Ben Bernanke sent a strong signal that the US Federal Reserve is not planning to loosen monetary policy despite weaker economic data, saying that the recovery “appears to be proceeding at a moderate pace”.

“The US economy is recovering from both the worst financial crisis and the most severe housing bust since the Great Depression, and it faces additional headwinds ranging from the effects of the Japanese disaster to global pressures in commodity markets,” the Fed chairman said in a speech in Atlanta on Tuesday. “In this context, monetary policy cannot be a panacea.”

Mr Bernanke’s comments will dash market hopes that the Fed might launch a third round of quantitative easing – nicknamed QE3 – in response to weak numbers on growth and the labour market recently.

Wall Street turned negative late on Wednesday and the 10-year Treasury yield eased back under 3 per cent after Mr Bernanke’s comments.

The S&P 500 closed down 0.1 per cent at its low for the day after an early gain of 0.8 per cent. The yield on 10-year notes dropped 2 basis points to 2.98 per cent, after an early rise to 3.05 per cent.

Jobs data last week showed that the US economy added only 54,000 jobs in May, while annualised growth in the first quarter of the year was only 1.8 per cent. But Mr Bernanke’s comments suggest he expects a ‘soft patch’ rather than a more serious slowdown in the recovery.

He noted that “recent indicators suggest some loss of momentum” in the labour market and said that the recovery was “uneven across sectors and frustratingly slow”. But he suggested that “with some moderation in gasoline prices in prospect” growth and hiring are likely to pick up again in the second half of the year.

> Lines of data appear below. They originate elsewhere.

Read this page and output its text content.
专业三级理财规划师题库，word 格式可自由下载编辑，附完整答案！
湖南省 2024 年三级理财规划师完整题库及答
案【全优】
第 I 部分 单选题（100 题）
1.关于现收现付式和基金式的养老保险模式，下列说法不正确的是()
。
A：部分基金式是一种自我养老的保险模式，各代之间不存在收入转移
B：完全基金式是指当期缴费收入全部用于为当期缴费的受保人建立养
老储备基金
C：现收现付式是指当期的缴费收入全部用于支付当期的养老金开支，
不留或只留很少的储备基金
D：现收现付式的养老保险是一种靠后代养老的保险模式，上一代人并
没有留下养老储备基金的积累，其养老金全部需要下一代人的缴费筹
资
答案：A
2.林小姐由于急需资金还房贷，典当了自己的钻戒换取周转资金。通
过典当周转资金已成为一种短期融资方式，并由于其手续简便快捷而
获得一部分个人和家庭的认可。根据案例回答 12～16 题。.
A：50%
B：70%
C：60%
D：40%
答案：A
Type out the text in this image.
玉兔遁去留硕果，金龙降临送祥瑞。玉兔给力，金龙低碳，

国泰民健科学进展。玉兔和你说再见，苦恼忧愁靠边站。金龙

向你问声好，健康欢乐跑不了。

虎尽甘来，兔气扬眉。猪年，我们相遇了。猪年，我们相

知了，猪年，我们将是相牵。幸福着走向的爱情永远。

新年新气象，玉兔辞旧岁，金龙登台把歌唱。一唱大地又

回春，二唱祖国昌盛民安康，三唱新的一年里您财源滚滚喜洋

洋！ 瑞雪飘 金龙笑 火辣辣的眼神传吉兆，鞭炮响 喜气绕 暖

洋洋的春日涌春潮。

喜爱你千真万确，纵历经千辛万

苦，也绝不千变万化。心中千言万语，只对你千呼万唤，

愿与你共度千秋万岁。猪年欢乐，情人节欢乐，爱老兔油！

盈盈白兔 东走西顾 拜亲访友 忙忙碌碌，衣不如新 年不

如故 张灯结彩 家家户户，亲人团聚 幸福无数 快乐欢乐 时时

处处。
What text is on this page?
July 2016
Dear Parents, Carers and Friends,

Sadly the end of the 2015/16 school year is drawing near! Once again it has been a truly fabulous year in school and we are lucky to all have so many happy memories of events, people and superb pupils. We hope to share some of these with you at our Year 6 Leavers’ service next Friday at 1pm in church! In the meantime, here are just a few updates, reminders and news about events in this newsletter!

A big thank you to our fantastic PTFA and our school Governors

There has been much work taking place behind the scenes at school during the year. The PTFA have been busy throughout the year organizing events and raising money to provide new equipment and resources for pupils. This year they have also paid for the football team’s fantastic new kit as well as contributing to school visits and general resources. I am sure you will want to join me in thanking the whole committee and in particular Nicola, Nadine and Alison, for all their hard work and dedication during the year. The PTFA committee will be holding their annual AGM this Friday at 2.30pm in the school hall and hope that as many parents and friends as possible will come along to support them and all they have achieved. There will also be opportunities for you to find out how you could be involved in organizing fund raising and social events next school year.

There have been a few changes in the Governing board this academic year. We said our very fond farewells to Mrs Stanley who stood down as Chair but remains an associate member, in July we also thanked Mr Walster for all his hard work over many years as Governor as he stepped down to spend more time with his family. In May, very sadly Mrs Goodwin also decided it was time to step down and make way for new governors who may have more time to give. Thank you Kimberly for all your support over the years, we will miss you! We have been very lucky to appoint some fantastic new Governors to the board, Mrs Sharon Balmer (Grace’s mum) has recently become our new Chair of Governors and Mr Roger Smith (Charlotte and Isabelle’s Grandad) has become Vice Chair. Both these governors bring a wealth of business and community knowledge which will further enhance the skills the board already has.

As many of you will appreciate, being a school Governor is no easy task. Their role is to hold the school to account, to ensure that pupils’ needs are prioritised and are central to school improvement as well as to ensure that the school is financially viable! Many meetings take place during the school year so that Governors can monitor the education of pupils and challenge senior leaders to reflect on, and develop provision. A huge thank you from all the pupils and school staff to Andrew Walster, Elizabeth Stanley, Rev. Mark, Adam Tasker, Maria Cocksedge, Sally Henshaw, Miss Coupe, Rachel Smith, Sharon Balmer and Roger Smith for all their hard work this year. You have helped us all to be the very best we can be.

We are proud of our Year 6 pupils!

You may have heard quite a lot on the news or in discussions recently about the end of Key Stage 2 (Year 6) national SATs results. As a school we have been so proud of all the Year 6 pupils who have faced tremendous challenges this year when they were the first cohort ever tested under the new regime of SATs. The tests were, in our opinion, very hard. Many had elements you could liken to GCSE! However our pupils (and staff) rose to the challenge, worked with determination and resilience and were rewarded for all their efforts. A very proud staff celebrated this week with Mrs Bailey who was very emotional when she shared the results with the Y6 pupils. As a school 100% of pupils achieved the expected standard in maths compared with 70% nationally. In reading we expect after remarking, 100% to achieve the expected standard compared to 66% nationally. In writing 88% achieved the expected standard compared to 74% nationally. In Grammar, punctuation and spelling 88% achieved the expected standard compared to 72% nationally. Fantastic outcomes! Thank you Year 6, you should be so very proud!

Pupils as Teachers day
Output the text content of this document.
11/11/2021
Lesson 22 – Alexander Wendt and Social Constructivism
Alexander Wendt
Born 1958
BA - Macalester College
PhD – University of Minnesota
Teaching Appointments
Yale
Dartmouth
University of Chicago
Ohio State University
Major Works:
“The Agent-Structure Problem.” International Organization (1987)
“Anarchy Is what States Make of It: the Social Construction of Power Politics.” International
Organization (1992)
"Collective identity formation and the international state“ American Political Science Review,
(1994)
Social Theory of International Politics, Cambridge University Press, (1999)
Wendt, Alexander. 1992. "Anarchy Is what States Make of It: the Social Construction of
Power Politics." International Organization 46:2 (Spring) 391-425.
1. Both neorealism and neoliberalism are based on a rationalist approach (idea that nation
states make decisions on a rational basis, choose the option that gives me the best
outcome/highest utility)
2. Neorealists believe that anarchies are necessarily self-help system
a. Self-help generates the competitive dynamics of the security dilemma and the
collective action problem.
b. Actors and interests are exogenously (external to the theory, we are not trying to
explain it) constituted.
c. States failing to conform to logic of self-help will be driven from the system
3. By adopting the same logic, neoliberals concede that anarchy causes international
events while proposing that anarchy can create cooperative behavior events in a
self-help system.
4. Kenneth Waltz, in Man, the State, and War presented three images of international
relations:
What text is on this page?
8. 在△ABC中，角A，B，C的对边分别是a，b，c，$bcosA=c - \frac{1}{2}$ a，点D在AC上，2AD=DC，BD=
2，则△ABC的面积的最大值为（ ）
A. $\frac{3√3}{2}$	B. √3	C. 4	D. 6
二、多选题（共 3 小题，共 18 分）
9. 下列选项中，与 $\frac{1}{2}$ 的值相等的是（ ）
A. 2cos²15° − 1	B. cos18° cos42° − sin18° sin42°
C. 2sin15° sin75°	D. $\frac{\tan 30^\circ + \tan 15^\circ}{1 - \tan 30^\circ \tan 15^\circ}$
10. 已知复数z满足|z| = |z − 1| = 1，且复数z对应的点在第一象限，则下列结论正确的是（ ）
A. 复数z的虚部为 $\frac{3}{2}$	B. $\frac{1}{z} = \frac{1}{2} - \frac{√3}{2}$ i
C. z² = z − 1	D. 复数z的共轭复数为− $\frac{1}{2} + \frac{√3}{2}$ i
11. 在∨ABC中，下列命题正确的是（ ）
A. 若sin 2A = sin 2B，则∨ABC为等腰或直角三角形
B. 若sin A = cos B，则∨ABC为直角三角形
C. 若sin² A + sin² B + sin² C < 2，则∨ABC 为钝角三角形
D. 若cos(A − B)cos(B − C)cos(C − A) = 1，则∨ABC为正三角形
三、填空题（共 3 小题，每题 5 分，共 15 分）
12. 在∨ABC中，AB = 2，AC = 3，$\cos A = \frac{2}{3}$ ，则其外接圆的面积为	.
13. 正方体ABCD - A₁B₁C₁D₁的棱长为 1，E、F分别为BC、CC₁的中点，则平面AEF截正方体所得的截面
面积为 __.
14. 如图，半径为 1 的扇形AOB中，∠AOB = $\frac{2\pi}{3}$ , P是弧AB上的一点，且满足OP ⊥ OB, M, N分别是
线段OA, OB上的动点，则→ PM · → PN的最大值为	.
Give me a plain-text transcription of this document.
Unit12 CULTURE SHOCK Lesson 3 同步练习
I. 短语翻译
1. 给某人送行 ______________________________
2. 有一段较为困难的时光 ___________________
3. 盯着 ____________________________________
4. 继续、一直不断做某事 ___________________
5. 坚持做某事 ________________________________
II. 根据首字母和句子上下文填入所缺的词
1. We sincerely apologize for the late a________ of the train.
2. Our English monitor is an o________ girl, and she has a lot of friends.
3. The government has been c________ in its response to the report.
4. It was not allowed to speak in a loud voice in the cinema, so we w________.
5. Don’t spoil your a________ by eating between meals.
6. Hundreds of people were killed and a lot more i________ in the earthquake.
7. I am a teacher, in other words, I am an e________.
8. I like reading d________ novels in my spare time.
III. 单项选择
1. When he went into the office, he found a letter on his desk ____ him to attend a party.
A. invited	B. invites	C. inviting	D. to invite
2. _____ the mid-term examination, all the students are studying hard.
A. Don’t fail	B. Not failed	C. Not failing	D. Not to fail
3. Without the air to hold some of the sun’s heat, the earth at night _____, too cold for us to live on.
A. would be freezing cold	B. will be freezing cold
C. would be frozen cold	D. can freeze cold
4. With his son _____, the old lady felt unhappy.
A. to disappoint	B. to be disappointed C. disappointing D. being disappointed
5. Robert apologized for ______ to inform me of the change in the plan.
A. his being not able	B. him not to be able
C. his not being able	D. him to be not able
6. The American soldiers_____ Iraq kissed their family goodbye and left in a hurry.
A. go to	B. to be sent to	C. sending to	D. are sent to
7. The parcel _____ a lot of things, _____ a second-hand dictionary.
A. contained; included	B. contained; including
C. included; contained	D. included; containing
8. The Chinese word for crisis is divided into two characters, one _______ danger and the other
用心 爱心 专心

Under quantitative easing, a central bank buys assets in an effort to drive down long-term interest rates once it has already cut short-term rates to zero. Last November, the Fed launched a second, $600bn round of asset purchases that are due to finish at the end of June.

But Mr Bernanke suggested that, rather than buy more assets, the Fed is more likely to respond to the slowdown by holding on to the assets that it has for a longer period.

“Although it is moving in the right direction, the economy is still producing at levels well below its potential; consequently, accommodative monetary policies are still needed,” he said. “Until we see a sustained period of stronger job creation, we cannot consider the recovery to be truly established.”

Other Fed officials mirrored that approach. “I have to express some frustration with this economy,” said Dennis Lockhart, president of the Atlanta Fed, in a speech on Tuesday. Mr Lockhart did not talk of further easing but said: “I am wary of tightening monetary policy in the face of quite ambiguous economic circumstances unless doing so is absolutely necessary to meet the [Fed]’s price stability mandate”.

Much of Mr Bernanke’s speech was dedicated to inflation and commodity prices - concerns that have slid down the market’s list as growth data weakened in recent weeks. He was at pains to argue that commodity prices are unlikely to continue rising and that the rise to date was not due to the Fed’s loose monetary policy.

“Most FOMC participants currently see the recent increase in inflation as transitory and expect inflation to remain subdued in the medium term,” Mr Bernanke said.